Note: at this time, the fuse is in the half-open state, the next request will still directly fuse, if you want to cancel this state when testing, you need to restart the project, or change the fuse rule

2. Abnormal ratio

Once we understand the rule of slow call ratio, it will be very easy to learn the rule of exception ratio and exception number. Most of the parameters are the same

1.1. Slow call ratio test interface/testE

@GetMapping("/testE")
public String testE(a){
    int a = 10/0;
    log.info("TestD abnormal Percentage");
    return "testE....";
}
Copy the code

This interface is bound to raise an exception when called

1.2 console definition

Just one less maximum RT than the slow call ratio rule configuration

Effect of this configuration:

If the number of requests to /testE is greater than 5 (the minimum number of requests) and the proportion of abnormal requests exceeds 0.1 within the statistical period of 1 second (statistical period), the fuse will be triggered for the next request.
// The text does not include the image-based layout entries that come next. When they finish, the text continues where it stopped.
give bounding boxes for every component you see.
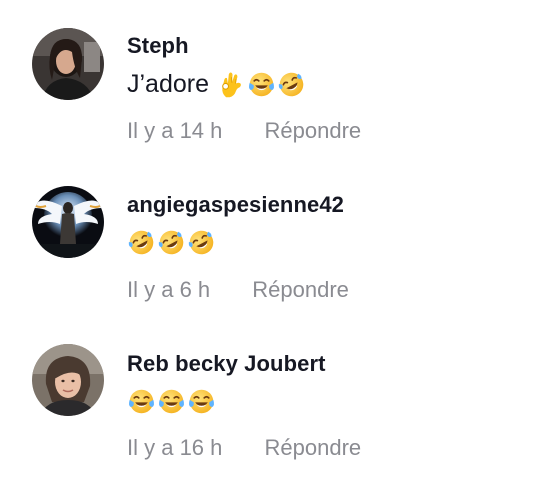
tears-of-joy-emoji bbox=[187, 387, 216, 416]
comment-meta: Il y a 14 h Répondre bbox=[127, 118, 361, 144]
comment-meta: Il y a 16 h Répondre bbox=[127, 435, 361, 461]
comment-item: angiegaspesienne42 Il y a 6 h Répondre bbox=[0, 159, 542, 309]
comment-text-body: J’adore bbox=[127, 69, 209, 98]
comment-item: Steph J’adore Il y a 14 h Répondre bbox=[0, 0, 542, 150]
username[interactable]: angiegaspesienne42 bbox=[127, 192, 344, 218]
ok-hand-emoji bbox=[217, 70, 246, 99]
comment-item: Reb becky Joubert Il y a 16 h Répondre bbox=[0, 318, 542, 468]
timestamp: Il y a 16 h bbox=[127, 435, 223, 460]
avatar[interactable] bbox=[32, 28, 104, 100]
avatar[interactable] bbox=[32, 186, 104, 258]
rofl-emoji bbox=[187, 228, 216, 257]
tears-of-joy-emoji bbox=[157, 387, 186, 416]
timestamp: Il y a 6 h bbox=[127, 277, 211, 302]
avatar[interactable] bbox=[32, 344, 104, 416]
reply-button[interactable]: Répondre bbox=[252, 277, 349, 303]
username[interactable]: Steph bbox=[127, 33, 189, 59]
rofl-emoji bbox=[157, 228, 186, 257]
tears-of-joy-emoji bbox=[127, 387, 156, 416]
timestamp: Il y a 14 h bbox=[127, 118, 223, 143]
comment-text: J’adore bbox=[127, 67, 307, 101]
comment-meta: Il y a 6 h Répondre bbox=[127, 277, 349, 303]
reply-button[interactable]: Répondre bbox=[265, 118, 362, 144]
tears-of-joy-emoji bbox=[247, 70, 276, 99]
rofl-emoji bbox=[277, 70, 306, 99]
comment-text bbox=[127, 384, 217, 418]
reply-button[interactable]: Répondre bbox=[265, 435, 362, 461]
comment-text bbox=[127, 225, 217, 259]
rofl-emoji bbox=[127, 228, 156, 257]
username[interactable]: Reb becky Joubert bbox=[127, 351, 326, 377]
The duration of the fuse is 10 seconds, that is, the fuse will be open for all requests during this period. After 10 seconds, the fuse will close, and then the fuse will enter the half-open state. If the response time of the next request is less than the set slow call RT, the fuse will end. If the response time is longer than the set slow call RT, the fuse will be broken again.

1.3 Jmeter Configuration

It’s the same as above, but the HTTP request interface is /testE

Start, observation result tree:

It was found that the circuit breaker was triggered directly from request 6

The resulting browser access is exactly the same as the slow call ratio, but never mind.

3. The number of abnormal

The outliers are even easier

For the interface we’ll use /testE as above

  • Console definition

This configuration effect also need not speak, believe everybody oneself can roll out.

The Jmeter configuration is the same as above

Start and observe the result tree

It was also found that the circuit breaker was triggered directly from the sixth request

Well, that’s the end of this article.

PS: Now that you’ve seen it, give it a thumbs up, Daniel!